For Immediate Release

Washington, DCIn a joint comment letter signed by National Customs Brokers and Forwarders Association of America, Inc., (NCBFAA) President Federico Zuniga, several organizations representing transportation logistics industry participants expressed opposition to the U.S. Customs Service's August 8, 2002, proposal requiring 24-hour notification prior to lading cargo on board a vessel at a foreign port. 
        Joining with the NCBFAA in submitting these comments were the Business Alliance for Customs Modernization (BACM); American Association of Exporters and Importers (AAEI); Joint Industry Group (JIG); Pacific Coast Council of Freight Forwarders and Customs Brokers (PCC); The International Association of NVOCCS, Inc.; and Los Angeles Customs Brokers and Freight Forwarders Association. 
        "The unintended affect of these proposals will be to severely impede the normal commercial flow of trade," according to the comments, "and will adversely impact the business of importers, as well as those entities involved in the transportation of imported goods." 
        The letter notes several reasons why this proposal is inappropriate, including:

  • The fact that it interferes with the confidential business relationships of NVOCC's.
  • It increases security risks by requiring that unsecured cargo remain on foreign docks longer.
  • Customs provided no support for requiring this information before loading.
  • It will cause economic harm to the importer without a commensurate increase in security.
  • They are unenforceable in a non-electronic environment.
  • The proposal does not comport with the requirements of Section 343, Trade Act of 2002 that authorizes Customs to implement an electronic data interchange system, for information pertaining to "cargo destined for importation into the United States, prior to such importation."
  • An international carrier's bond should not be required from an entity other than the vessel operator.
  • The regulatory requirements will cause an unreasonable paperwork burden on the public.
  • The proposal does not comply with federal requirements regarding the effect of regulatory actions on small businesses.

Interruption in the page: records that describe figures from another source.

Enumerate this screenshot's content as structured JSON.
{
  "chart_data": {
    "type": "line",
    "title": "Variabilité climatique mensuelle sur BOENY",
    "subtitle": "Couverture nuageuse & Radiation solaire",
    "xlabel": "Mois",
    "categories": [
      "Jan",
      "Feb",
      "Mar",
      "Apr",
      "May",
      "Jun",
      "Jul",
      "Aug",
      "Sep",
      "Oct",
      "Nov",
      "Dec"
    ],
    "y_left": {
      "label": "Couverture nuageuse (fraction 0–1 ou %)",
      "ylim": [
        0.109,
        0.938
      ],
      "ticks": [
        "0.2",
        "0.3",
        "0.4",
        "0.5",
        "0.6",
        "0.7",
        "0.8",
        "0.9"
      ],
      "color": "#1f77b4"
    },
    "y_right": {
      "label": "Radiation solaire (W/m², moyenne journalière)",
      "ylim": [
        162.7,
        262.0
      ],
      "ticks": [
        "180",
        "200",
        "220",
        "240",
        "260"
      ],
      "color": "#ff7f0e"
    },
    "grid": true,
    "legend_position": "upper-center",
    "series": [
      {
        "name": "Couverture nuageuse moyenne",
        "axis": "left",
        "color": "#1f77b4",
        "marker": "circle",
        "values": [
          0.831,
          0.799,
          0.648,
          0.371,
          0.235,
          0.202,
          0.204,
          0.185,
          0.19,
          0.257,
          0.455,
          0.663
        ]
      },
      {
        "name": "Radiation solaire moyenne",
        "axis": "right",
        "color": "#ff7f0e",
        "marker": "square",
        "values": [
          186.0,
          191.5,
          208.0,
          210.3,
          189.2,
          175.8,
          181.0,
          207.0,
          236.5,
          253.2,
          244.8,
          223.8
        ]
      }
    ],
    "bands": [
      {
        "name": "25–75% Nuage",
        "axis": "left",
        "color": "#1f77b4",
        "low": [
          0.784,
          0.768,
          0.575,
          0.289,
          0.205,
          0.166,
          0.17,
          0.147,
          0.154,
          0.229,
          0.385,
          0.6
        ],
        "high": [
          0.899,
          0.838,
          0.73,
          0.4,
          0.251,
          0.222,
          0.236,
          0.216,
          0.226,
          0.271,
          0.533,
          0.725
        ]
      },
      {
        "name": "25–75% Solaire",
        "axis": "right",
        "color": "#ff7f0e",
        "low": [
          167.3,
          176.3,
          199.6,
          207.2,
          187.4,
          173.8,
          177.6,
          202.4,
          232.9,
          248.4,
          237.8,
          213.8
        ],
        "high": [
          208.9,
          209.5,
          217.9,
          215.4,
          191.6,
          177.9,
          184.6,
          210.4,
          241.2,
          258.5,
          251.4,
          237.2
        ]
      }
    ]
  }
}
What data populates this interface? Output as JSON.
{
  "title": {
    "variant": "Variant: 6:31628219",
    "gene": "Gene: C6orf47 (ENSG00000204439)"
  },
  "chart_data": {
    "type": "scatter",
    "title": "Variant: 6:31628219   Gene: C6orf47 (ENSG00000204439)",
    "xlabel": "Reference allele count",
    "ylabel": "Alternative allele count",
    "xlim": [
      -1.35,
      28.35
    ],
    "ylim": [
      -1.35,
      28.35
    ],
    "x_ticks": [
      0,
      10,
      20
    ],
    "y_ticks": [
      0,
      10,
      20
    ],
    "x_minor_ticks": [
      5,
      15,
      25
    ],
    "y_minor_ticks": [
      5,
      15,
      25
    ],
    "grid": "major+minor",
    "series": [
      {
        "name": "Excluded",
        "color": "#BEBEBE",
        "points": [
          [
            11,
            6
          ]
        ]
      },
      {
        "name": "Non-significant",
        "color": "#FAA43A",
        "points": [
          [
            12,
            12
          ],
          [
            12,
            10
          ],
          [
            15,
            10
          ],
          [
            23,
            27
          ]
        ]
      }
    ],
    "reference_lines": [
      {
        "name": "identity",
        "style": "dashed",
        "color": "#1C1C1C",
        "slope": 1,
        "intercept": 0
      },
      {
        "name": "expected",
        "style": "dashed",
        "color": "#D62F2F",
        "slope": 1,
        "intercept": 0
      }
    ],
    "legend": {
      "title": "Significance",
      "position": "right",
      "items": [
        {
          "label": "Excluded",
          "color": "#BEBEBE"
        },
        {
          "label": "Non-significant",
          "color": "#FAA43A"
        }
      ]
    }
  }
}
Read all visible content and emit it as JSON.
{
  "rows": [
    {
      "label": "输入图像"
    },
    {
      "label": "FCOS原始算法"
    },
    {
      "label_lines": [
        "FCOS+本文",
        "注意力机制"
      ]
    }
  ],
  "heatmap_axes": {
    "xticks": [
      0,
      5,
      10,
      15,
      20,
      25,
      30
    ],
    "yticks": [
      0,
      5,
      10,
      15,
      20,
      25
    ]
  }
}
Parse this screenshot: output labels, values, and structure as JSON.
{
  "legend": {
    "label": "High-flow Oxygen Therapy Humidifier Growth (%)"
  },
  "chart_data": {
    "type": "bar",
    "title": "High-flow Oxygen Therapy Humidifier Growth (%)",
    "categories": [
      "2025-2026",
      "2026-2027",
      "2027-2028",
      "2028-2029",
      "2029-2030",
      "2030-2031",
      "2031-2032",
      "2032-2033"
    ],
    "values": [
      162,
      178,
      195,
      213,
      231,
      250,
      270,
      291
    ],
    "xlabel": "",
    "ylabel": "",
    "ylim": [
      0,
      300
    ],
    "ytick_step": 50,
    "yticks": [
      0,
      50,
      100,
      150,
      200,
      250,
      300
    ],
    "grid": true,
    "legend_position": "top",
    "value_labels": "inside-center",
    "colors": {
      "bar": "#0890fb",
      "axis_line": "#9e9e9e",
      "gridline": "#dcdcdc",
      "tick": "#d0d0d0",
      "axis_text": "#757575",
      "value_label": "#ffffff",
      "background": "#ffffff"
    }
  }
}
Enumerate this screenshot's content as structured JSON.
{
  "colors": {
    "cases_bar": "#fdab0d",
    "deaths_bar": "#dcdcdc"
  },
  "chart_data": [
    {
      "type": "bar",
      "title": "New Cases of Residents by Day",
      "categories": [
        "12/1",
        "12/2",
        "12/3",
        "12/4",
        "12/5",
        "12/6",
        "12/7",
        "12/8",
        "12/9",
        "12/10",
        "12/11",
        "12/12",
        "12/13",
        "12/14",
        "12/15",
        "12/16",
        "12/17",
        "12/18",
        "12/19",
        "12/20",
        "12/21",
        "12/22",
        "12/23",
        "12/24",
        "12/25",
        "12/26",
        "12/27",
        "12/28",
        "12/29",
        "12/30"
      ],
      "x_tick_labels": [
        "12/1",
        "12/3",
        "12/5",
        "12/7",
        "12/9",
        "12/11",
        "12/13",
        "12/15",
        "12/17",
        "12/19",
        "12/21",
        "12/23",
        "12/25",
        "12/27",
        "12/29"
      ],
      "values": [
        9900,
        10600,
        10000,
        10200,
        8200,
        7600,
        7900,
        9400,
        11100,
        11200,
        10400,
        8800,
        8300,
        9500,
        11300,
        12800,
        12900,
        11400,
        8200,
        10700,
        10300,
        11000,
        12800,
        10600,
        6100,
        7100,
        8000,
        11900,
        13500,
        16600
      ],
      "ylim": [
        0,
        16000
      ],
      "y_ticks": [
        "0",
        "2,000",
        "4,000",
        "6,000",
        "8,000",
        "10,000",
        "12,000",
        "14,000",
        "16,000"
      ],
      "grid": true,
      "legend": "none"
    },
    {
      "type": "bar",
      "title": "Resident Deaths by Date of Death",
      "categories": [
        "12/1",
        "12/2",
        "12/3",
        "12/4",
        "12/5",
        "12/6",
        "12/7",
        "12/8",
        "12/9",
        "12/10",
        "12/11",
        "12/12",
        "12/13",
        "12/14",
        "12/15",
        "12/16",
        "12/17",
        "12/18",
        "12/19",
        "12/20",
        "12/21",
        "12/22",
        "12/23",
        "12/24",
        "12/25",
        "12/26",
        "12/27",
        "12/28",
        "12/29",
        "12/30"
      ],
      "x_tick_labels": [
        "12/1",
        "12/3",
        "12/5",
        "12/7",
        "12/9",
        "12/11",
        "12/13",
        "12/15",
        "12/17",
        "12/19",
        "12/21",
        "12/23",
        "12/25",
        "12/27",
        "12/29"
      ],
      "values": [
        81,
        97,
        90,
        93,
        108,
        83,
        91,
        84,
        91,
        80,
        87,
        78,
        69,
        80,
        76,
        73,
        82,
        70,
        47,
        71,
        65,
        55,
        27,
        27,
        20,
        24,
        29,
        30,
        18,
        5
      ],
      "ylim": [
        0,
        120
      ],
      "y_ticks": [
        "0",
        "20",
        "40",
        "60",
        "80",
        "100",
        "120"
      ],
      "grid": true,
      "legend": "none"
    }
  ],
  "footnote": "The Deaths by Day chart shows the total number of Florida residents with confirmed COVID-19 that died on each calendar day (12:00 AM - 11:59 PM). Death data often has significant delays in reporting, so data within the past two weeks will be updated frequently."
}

        In the comments, the various groups noted while, it is expected that some legislation and/or reasonable regulations will be implemented to prevent the importation of weapons of mass destruction, it appears that the proposed regulations will only serve to interdict the smooth flow of legitimate commerce and economically disadvantage United States importers and other entities involved in international trade. They conclude that the proposals should be withdrawn and new proposals drafted in accordance with the recently enacted Section 343 of the Trade Act of 2002." 
        Headquartered in Washington, D.C., the NCBFAA (www.ncbfaa.org) represents over 700 member companies - the nation's leading freight forwarders, customs brokers, ocean transportation intermediaries (OTIs) and air cargo agents. Established in 1897 in New York, NCBFAA is the strong, effective national voice of the industry. Through its various committees, counsel, 30 Affiliated Association offices and representatives, the Association maintains a close watch over legislative and regulatory issues that affect its members. It keeps them informed of these and other related issues through its weekly Monday Morning eBriefing, NCBFAA Quarterly Bulletin, and various meetings, seminars and conferences throughout the year.